Example 3: Create an activity stream that includes only activities done by users you care about
If you would like to filter a set of publishers by the user that
performed the activity you may create a filter to do so. Once
created a filter's activity stream is retrieved much like a
publishers. Activity that has already occured will not be included in
a filter. Therefore any new filter will be empty until some
new matching activity has occured.
require 'rubygems'
require 'gnip'
gnip = Gnip::Connection.new(Gnip::Config.new("me@mydomain.com", "my-password"))
digg = Gnip::Publisher.new('digg')
my_filter = Gnip::Filter.new('my-filter')
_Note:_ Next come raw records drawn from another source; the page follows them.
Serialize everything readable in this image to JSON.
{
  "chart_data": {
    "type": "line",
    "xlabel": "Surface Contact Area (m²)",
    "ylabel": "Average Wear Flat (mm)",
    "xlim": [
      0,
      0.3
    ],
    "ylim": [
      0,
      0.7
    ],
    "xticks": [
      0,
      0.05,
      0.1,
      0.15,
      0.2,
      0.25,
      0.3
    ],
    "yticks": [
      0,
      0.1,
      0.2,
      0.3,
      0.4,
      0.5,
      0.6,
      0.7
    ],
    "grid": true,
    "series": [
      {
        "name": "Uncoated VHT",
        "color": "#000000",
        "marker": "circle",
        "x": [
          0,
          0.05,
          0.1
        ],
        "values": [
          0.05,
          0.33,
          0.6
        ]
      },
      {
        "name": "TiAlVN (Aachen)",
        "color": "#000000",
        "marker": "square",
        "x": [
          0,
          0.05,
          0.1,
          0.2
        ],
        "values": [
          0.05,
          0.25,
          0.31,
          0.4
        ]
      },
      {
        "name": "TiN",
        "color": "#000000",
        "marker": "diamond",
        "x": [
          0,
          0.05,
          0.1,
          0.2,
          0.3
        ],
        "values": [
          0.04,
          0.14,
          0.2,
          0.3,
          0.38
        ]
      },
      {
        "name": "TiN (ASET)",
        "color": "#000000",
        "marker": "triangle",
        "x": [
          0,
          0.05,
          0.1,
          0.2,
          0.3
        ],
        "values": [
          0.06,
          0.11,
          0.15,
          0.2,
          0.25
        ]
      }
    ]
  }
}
my_filter.add_a_rule(Gnip::Rule.new('actor', 'Burento'))
gnip.create_filter(digg, my_filter)
_,publisher,activities = gnip.filter_activities_stream(digg, my_filter)
puts "Received #{activities != nil ? activities.size : 0} activities"
Note, a Gnip Filter only collects activities that match the Filter's rules.
As such, the "activities" value returned from teh filter_activities_stream
may be empty if the rules haven't matched an activity for that Publisher.
Example 4: Delete a filter
If you decide you no longer need a filter you have created in the
past you can remove it.
require 'rubygems'
require 'gnip'
gnip = Gnip::Connection.new(Gnip::Config.new("me@mydomain.com", "my-password"))
digg = Gnip::Publisher.new('digg')
_,my_filter = gnip.get_filter(digg, "my-filter")
gnip.remove_filter(digg, my_filter)
= Publishing data to Gnip =
Example 1: Create a publisher and publish some activities
If you are interested in publishing activity you will need to create a
publisher. Once the publisher resource is created, activities can be
published in it's activity stream.
require 'rubygems'
require 'gnip'
gnip = Gnip::Connection.new(Gnip::Config.new("me@mydomain.com", "my-password"))
my_publisher = Gnip::Publisher.new('myservice')
gnip.create(my_publisher)
activity = Gnip::Activity.new('joe', 'post', Time.now, 'http://mydomain.com/joe/my-new-blog-post')
gnip.publish(my_publisher, activity)
= Contributing =
Contributions to this library are welcome.
Source :: git://github.com/gnip/gnip-ruby.git
Community Site :: {gnip-community}[http://groups.google.com/group/gnip-community]
Mailing List :: gnip-community@googlegroups.com
To get started create a clone of the main repository,
<git://github.com/gnip/gnip-ruby.git>, and hack away. Feel free
discuss any changes you are making on the mailing list to get feedback
from the other users. Once you are ready to publish your changes
you can send them to the mailing list or, if you are using GitHub,
send a pull request to the owner of the main repositiory.